Tuesday

Feb. 7, 2012


The Old Age of Nostalgia

by Mark Strand

Those hours given over to basking in the glow of an imagined
future, of being carried away in streams of promise by a love or
a passion so strong that one felt altered forever and convinced
that even the smallest particle of the surrounding world was
charged with purpose of impossible grandeur; ah, yes, and
one would look up into the trees and be thrilled by the wind-
loosened river of pale, gold foliage cascading down and by the
high, melodious singing of countless birds; those moments, so
many and so long ago, still come back, but briefly, like fireflies
in the perfumed heat of summer night.

"The Old Age of Nostalgia" by Mark Strand, from Almost Invisible. © Alfred A. Knopf, 2012. Reprinted with permission. (buy now)

It's the birthday of Sinclair Lewis (books by this author), born in Sauk Centre, Minnesota (1885), author of Main Street (1920)and Babbitt (1922), and the first American to win the Nobel Prize in literature.

He left his hometown in Minnesota as soon as he could. He worked for newspapers and for publishing companies, wrote short stories for magazines, and wrote some potboiler novels and even a few serious novels, but none of his books did very well.

In 1920, H.L. Mencken and George Jean Nathan, who were editing the satirical magazine American Mercury, met up with 35-year-old "tall, skinny, paprika-headed" Sinclair Lewis, who was unknown in the writing world, at a mutual friend's apartment. Lewis walked up to Mencken and Nathan, put his arms around their shoulders and tightly around their necks, and began yelling at the top of his voice that he was the best writer in the country and that he'd just written the best book in the country, to be published in a week — and being critics, the two of them should duly take note of this. He went on like this at high volume for about half an hour, and when Mencken and Nathan finally escaped, they went to a pub to decompress and concluded that he was an idiot. But Mencken read the book anyway, and was bowled over by it.

The book was Main Street (1920), about a fictional small town in Minnesota called Gopher Prairie, a place inhabited by "a savorless people, gulping tasteless food, and sitting afterward, coatless and thoughtless, in rocking-chairs prickly with inane decorations, listening to mechanical music, saying mechanical things about the excellence of Ford automobiles, and viewing themselves as the greatest race in the world."
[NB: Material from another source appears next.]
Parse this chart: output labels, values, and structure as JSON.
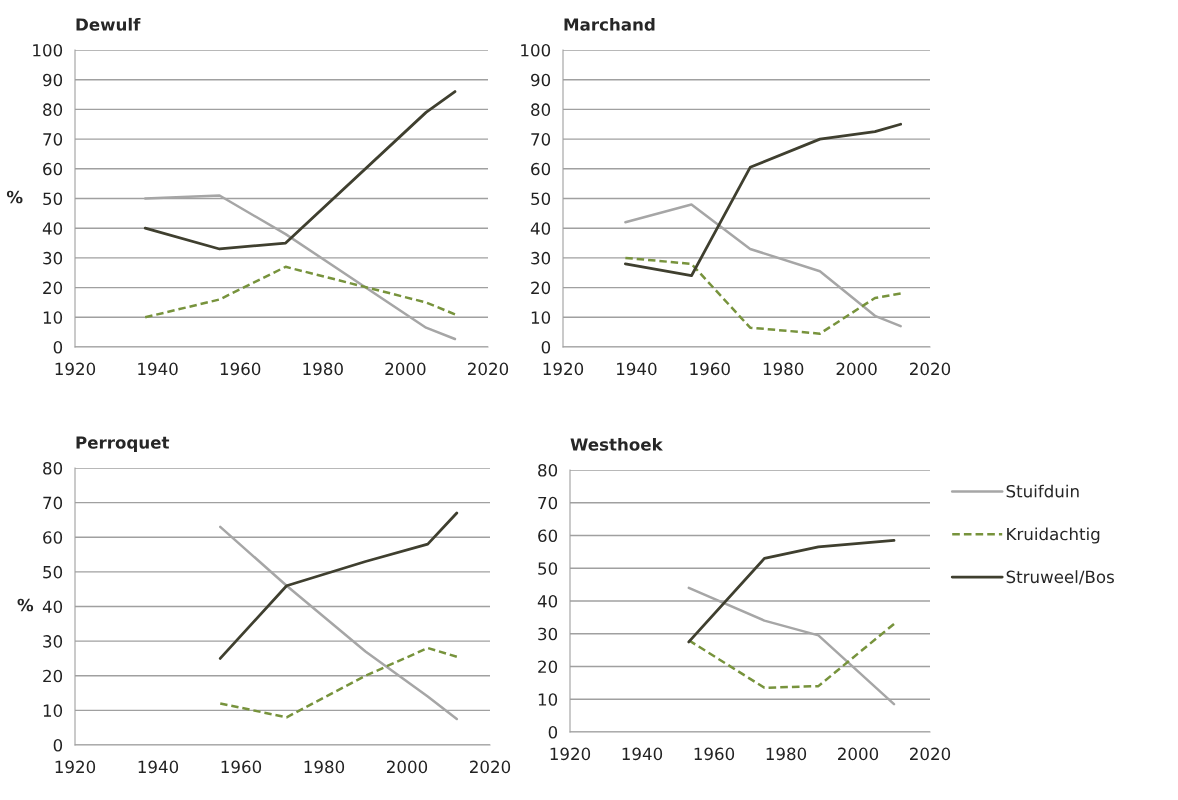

Main Street was a huge sensation. No one had ever written such a scathing satire of small-town American life. Within nine months, it sold about 200,000 copies, and within a few years, the book had sold 2 million copies and he'd become a millionaire. In 1922, he published Babbitt, which was also highly successful. He turned down the Pulitzer Prize that they tried to award him for his 1925 novel Arrowsmith, and when the Swedish Academy called to inform him he was being awarded the 1930 Nobel Prize in literature, he thought the phone call was a prank.

Though Sinclair Lewis left Minnesota as a teenager and spent most of his life traveling or living in Washington, D.C., 16 of his 22 novels involved Midwestern towns or Midwestern protagonists. He said he found creative inspiration while "sitting in Pullman smoking cars, in a Minnesota village, on a Vermont farm, in a hotel in Kansas City or Savannah, listening to the normal daily drone of what are to me the most fascinating and exotic people in the world — the Average Citizens of the United States."
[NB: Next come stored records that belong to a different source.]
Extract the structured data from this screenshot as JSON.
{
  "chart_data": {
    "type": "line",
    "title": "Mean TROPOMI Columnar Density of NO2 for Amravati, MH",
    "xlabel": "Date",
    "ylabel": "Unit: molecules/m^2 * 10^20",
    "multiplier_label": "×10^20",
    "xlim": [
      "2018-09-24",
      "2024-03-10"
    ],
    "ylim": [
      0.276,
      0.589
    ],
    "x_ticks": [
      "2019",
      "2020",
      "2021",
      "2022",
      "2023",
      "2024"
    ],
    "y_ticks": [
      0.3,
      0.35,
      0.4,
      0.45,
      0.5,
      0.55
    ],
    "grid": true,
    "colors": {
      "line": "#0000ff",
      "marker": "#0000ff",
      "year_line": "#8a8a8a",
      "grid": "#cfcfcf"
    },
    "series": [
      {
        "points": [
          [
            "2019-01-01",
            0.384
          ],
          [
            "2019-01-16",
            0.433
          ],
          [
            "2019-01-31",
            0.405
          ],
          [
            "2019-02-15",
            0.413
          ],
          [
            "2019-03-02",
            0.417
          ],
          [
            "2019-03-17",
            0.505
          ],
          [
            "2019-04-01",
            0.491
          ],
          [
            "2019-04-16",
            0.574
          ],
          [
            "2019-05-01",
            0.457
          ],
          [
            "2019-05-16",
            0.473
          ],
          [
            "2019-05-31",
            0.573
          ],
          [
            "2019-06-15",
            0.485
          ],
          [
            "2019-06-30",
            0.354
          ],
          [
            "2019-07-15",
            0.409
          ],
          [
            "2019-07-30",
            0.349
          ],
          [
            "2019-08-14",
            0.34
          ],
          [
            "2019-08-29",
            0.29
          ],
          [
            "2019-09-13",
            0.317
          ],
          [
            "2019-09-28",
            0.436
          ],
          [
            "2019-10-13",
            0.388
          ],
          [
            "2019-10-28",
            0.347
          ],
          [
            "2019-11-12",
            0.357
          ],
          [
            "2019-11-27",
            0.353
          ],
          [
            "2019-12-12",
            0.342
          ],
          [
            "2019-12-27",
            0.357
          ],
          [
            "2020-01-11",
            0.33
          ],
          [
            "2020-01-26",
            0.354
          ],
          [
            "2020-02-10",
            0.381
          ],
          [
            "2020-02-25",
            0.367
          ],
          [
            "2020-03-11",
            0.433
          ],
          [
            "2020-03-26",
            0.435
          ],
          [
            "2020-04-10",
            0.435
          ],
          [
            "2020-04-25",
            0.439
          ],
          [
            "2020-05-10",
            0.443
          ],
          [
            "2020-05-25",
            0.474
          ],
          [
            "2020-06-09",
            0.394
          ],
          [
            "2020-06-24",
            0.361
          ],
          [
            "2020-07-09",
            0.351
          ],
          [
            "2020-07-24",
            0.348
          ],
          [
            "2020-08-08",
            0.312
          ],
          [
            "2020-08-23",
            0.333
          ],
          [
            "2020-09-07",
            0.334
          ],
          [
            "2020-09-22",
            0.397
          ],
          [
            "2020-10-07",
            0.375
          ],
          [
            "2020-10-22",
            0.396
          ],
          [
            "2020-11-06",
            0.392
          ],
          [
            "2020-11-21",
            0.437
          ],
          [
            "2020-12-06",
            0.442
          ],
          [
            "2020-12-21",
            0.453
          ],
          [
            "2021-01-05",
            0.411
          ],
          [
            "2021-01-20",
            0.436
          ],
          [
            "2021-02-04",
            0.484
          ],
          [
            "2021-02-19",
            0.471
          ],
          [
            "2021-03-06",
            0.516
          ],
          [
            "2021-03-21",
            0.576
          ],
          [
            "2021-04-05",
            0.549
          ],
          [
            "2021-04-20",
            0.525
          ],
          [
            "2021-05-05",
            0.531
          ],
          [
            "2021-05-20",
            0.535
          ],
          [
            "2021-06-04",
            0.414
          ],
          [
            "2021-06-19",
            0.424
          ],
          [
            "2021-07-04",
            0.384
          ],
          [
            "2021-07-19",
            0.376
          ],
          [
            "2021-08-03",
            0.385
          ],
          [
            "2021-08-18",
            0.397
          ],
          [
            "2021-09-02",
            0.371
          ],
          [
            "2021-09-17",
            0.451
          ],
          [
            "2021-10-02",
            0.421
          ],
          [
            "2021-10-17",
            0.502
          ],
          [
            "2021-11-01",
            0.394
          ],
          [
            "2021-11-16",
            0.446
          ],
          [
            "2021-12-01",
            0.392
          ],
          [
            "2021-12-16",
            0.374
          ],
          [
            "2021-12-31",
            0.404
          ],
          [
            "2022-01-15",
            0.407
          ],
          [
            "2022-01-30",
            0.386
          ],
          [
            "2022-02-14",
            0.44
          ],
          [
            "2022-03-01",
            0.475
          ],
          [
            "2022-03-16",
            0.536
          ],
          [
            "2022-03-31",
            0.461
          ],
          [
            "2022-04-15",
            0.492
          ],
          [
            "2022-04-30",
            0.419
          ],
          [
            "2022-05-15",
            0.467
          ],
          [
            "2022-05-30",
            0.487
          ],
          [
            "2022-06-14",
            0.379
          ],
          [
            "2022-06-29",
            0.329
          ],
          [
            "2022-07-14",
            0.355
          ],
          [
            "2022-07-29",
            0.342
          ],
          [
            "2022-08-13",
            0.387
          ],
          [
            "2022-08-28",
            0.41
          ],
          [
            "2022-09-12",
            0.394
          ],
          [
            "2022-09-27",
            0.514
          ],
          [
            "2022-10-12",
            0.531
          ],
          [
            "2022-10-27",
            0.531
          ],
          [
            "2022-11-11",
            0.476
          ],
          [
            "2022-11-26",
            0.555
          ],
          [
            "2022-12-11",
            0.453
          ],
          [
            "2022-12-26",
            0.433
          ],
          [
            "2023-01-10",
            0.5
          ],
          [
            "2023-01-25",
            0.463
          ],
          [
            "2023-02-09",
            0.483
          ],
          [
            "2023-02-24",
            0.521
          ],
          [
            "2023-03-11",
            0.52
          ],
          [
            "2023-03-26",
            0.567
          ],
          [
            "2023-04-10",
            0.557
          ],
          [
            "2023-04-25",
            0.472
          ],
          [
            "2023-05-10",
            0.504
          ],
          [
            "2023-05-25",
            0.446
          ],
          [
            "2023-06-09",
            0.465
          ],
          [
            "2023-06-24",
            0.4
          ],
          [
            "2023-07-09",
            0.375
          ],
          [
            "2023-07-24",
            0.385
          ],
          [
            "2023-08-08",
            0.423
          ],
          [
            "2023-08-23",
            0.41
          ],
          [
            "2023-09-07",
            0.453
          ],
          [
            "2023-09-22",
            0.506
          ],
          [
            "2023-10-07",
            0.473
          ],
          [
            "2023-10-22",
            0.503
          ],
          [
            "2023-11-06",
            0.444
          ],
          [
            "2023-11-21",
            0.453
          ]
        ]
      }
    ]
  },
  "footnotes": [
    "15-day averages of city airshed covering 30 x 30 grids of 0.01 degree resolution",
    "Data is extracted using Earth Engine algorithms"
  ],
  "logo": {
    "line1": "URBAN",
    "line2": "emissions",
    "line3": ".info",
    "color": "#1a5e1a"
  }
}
It's the birthday of another writer from the prairie, Laura Ingalls Wilder (books by this author), born just north of Pepin, Wisconsin (1867), author of the wildly popular children's book Little House on the Prairie (1935) and several other books about growing up in the Midwest in the late 1800s. They're all part of the Little House series, which she began writing when she was in her 60s. Since her death, about a hundred different titles have appeared in the Little House series that she created. From her books have come also a television series on NBC (1974-84), a 26-episode animated Japanese cartoon series called "Laura, The Prairie Girl," a couple of made-for-TV movies, an ABC mini-series (2005), and a musical.

All of her books have remained in print continuously since the time they were first published, have been translated widely, and have sold millions of copies. Little House in the Big Woods begins, "Once upon a time, sixty years ago, a little girl lived in the Big Woods of Wisconsin, in a little gray house made of logs.